So I’ve been using Rustdesk with a self hosted server for business and personal use now for some time. However, it is definitely the sketchiest foss software I’ve used. It seems to be based in China but the developers keep lying and saying its in Singapore.
Here is a list if everything I’ve found:
https://www.reddit.com/r/selfhosted/comments/14kjvkg/community_consensus_on_rustdesk_with_all_the/
https://github.com/rustdesk/rustdesk/discussions/1159
https://www.reddit.com/r/rustdesk/comments/y230hf/my_rustdesk_client_try_to_communication_with/
https://www.reddit.com/r/selfhosted/comments/10ppntj/reminder_about_the_shadyness_of_rustdesk/
https://www.reddit.com/r/selfhosted/comments/uurta8/_/
It seems that now the clients and OSS server are completely foss which is good. They also no longer have public servers in China according to them. In the client itself it also now has better defaults so you are less at risk of getting attacked.

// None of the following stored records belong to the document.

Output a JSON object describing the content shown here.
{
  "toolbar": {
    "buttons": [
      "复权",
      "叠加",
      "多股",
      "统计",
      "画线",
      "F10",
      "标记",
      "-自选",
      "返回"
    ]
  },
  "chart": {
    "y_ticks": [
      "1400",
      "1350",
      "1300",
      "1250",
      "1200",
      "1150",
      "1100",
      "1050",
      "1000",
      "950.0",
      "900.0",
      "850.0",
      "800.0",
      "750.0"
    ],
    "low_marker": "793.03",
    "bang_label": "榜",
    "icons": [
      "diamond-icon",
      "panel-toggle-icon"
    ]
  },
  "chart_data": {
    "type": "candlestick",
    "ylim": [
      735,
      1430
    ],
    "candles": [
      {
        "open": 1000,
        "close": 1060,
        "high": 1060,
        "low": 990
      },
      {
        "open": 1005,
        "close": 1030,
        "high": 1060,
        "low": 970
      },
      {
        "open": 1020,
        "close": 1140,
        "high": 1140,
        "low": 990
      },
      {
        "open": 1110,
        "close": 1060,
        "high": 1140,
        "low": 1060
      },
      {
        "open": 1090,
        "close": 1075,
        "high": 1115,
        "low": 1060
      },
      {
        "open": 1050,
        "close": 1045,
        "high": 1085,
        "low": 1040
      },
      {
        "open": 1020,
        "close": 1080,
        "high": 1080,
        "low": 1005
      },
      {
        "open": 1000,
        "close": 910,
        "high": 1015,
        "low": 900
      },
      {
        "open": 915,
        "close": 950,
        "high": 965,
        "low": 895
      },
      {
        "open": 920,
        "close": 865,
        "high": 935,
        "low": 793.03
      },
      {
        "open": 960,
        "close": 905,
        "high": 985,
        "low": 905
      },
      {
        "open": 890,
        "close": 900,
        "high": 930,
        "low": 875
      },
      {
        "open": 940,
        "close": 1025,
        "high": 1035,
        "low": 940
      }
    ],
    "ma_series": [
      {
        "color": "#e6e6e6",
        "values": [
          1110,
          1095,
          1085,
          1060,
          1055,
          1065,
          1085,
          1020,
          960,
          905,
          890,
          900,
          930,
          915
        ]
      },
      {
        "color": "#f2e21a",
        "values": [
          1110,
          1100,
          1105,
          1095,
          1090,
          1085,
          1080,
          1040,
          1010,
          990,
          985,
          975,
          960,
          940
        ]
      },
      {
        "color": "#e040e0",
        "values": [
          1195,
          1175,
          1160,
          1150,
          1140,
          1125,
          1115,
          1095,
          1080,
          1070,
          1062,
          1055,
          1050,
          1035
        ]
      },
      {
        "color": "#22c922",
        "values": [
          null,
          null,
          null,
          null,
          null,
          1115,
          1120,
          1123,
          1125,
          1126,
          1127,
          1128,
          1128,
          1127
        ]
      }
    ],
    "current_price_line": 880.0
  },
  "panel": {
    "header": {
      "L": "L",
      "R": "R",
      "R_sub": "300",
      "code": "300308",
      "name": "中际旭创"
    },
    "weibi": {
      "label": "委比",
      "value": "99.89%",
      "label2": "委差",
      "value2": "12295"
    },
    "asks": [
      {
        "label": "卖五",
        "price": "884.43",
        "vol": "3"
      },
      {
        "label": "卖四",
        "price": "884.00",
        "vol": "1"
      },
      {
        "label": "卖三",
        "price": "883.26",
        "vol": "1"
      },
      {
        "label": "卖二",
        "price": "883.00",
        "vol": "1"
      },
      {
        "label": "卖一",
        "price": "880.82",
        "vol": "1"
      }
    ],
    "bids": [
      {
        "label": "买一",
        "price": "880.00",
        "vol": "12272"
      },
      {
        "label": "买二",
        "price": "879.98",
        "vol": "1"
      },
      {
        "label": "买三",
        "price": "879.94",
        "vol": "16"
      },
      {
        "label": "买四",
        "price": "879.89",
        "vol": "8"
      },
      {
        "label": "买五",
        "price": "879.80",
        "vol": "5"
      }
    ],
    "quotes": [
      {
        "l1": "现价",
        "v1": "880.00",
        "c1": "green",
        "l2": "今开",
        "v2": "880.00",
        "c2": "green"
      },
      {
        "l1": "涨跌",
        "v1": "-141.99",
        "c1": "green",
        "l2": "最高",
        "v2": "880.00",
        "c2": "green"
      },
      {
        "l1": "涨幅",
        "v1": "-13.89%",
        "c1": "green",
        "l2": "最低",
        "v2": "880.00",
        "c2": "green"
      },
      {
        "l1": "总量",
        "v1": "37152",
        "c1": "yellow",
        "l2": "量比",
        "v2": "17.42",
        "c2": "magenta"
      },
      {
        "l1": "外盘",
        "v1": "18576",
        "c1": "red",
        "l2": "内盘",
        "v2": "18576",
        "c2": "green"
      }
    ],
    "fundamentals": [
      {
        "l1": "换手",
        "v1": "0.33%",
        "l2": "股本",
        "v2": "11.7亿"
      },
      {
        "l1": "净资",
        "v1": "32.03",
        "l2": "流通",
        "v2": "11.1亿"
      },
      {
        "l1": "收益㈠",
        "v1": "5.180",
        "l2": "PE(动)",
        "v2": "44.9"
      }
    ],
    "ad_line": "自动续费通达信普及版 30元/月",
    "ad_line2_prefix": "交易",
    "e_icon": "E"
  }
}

It still is sketch but it now is slightly less sketch I guess? Either way its not ideal.
Seriously, if you make the effort to create a big piece of software and then you open source it and then someone opens a ticket in GitHub asking you those questions, how would you feel?
Because neither “what is the source of the software” nor “potential influence by the CPP” has anything to do with the software itself.
You are free to conduct a security audit of the project and based on the results you can open this thread but saying that they have deleted issues opened on their GitHub page that have nothing to do with the software itself is a pure form of witch hunt and I am genuinely surprised how many people have agreed with you.
Deleting issues shouldn’t even be allowed. You can just close the issues are irrelevant and ignore them.